The photographic portrait and a little more
Have you really looked at the face of the one in front of you? Or at the image of the one near you? At the face of a stranger? At your mother’s face … really, for how long haven’t you seen her face and haven’t not realized that there were several additional wrinkles? You tried, I am convinced, to read on your boss’s face if he is happy or not at the phrase you just said. Or you tried to read in your lover’s eyes if they are indeed glowing when they see you. You probably noticed the visible evil on the face of lady who collects taxes, the aggressiveness behind your car when the traffic lights is not even green. Have you seen kindness in your grandmother’s eyes when she gave you a jar of jam and you had recognized ashamed that anyway you had taken one from the pantry when she didn’t looked? Have you seen your mother’s sad smile when you said that you certainly pass on to her home next week?

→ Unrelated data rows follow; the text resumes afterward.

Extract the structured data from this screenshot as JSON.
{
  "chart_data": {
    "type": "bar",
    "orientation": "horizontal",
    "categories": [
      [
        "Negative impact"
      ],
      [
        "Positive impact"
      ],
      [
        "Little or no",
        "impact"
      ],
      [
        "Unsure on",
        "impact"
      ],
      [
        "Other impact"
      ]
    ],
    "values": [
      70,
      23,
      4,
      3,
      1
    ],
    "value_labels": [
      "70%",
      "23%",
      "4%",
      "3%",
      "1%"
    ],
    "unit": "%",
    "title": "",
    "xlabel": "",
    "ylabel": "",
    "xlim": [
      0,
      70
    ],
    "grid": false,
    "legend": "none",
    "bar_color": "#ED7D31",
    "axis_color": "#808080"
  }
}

Well, if you saw something, if you paid attention to the moment of sincerity of expression, if you caught for a second the man behind the appearances, you managed to do a portrait. Because after all, the portrait is an image. In case of a photo, a picture of a moment. One moment when you have captured something of the man in front of you. I know, that if you attended a photography class, you have been told that the portrait is about light and shadow, scholar construction and studied attitudes, that you have to say everything about the topic in a single photo, that you have to capture the look and that under the nose it should be a well-placed and balanced triangle of shade.

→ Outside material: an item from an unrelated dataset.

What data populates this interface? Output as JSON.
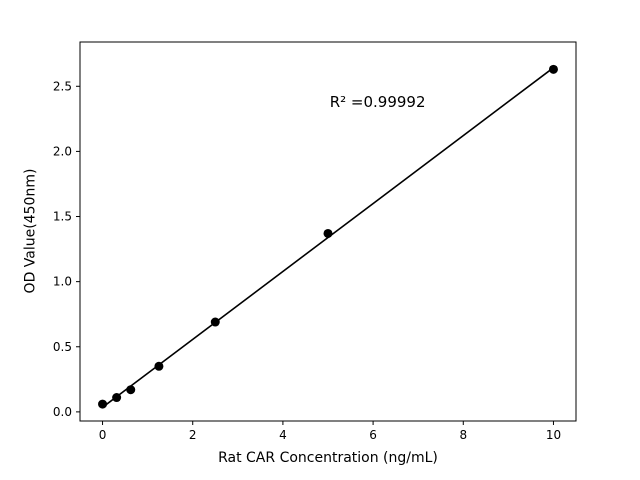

All well and good, clearly you need light else otherwise you don’t see the portrait, you have struggled to arrange hair not to shadow, the makeup was flawless, the man was smiling because you told him a hundred times, but have you thought to try to capture more than a mask? Technique is needed to a great extent, but not far enough. The magazines, especially the fashion ones, are filled with portraits that are perfect from the technique point of view, but don’t awake any feeling in us.
I think when you make a portrait, it must be the one of the person’s, that’s clear, but it should also be about the person. It’s not enough to say “oh, you have blue eyes”… I think you have to read something inside those eyes so blue. That’s because in a portrait you should capture feelings that you can send through photography. Because the man in front of you is not a plastic doll, but a man who loves, hates, suffers, thinks, dreams, jokes, laughs, a man alive. Yes, after all the portrait is a photo about a person alive. A human being.

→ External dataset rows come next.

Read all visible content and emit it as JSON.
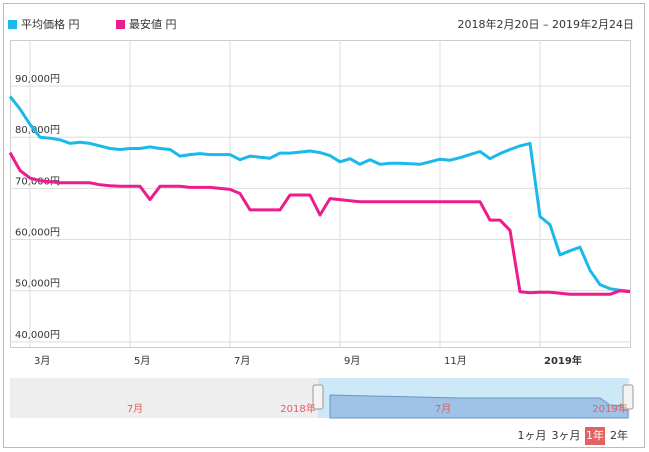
{
  "chart_data": {
    "type": "line",
    "date_range": "2018年2月20日 – 2019年2月24日",
    "categories": [
      null,
      null,
      "3月",
      null,
      null,
      null,
      null,
      null,
      null,
      null,
      null,
      null,
      "5月",
      null,
      null,
      null,
      null,
      null,
      null,
      null,
      null,
      null,
      "7月",
      null,
      null,
      null,
      null,
      null,
      null,
      null,
      null,
      null,
      null,
      "9月",
      null,
      null,
      null,
      null,
      null,
      null,
      null,
      null,
      null,
      "11月",
      null,
      null,
      null,
      null,
      null,
      null,
      null,
      null,
      null,
      "2019年",
      null,
      null,
      null,
      null,
      null,
      null,
      null,
      null,
      null
    ],
    "series": [
      {
        "name": "平均価格 円",
        "color": "#1ab9ea",
        "values": [
          88000,
          85500,
          82500,
          80000,
          79800,
          79500,
          78800,
          79000,
          78800,
          78300,
          77800,
          77600,
          77800,
          77800,
          78100,
          77800,
          77600,
          76300,
          76600,
          76800,
          76600,
          76600,
          76600,
          75600,
          76300,
          76100,
          75900,
          76900,
          76900,
          77100,
          77300,
          77000,
          76400,
          75200,
          75800,
          74700,
          75600,
          74700,
          74900,
          74900,
          74800,
          74700,
          75200,
          75700,
          75500,
          76000,
          76600,
          77200,
          75800,
          76800,
          77600,
          78300,
          78800,
          64500,
          62900,
          57000,
          57800,
          58500,
          54000,
          51200,
          50400,
          50100,
          49900
        ]
      },
      {
        "name": "最安値 円",
        "color": "#ec1c8c",
        "values": [
          77000,
          73500,
          72000,
          71500,
          71300,
          71100,
          71100,
          71100,
          71100,
          70700,
          70500,
          70400,
          70400,
          70400,
          67800,
          70400,
          70400,
          70400,
          70200,
          70200,
          70200,
          70000,
          69800,
          69000,
          65800,
          65800,
          65800,
          65800,
          68700,
          68700,
          68700,
          64800,
          68000,
          67800,
          67600,
          67400,
          67400,
          67400,
          67400,
          67400,
          67400,
          67400,
          67400,
          67400,
          67400,
          67400,
          67400,
          67400,
          63800,
          63800,
          61800,
          49800,
          49600,
          49700,
          49700,
          49500,
          49300,
          49300,
          49300,
          49300,
          49300,
          50000,
          49800
        ]
      }
    ],
    "ylim": [
      39000,
      99000
    ],
    "yticks": [
      {
        "value": 40000,
        "label": "40,000円"
      },
      {
        "value": 50000,
        "label": "50,000円"
      },
      {
        "value": 60000,
        "label": "60,000円"
      },
      {
        "value": 70000,
        "label": "70,000円"
      },
      {
        "value": 80000,
        "label": "80,000円"
      },
      {
        "value": 90000,
        "label": "90,000円"
      }
    ],
    "grid": true
  },
  "navigator": {
    "labels": [
      "7月",
      "2018年",
      "7月",
      "2019年"
    ]
  },
  "range_buttons": [
    "1ヶ月",
    "3ヶ月",
    "1年",
    "2年"
  ]
}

But not only… the portrait, as Richard Avedon says, is about you, the one who takes pictures. The viewer, after a brief study of the photo, asks himself: what does the photographer wanted to capture here, what was he trying to convey? Yes, a portrait talks about the photographer, speaks about the way he understands the person in front of the camera, about his ability to penetrate beneath the surface and his opinion of the man caught for a second, it finally shows us what the photographer felt regarding a face and trying to understand what is behind it.
A portrait (except self-portrait, of course) is a work in two, raising our mind and (it would not be bad all) in our soul, thoughts about what we see in the picture and about the one who did it. Because the photographer must answer, before starting to work, to the so coherent and simple Picasso’s question: Are we to paint what’s on the face, what’s inside the face or what’s behind it?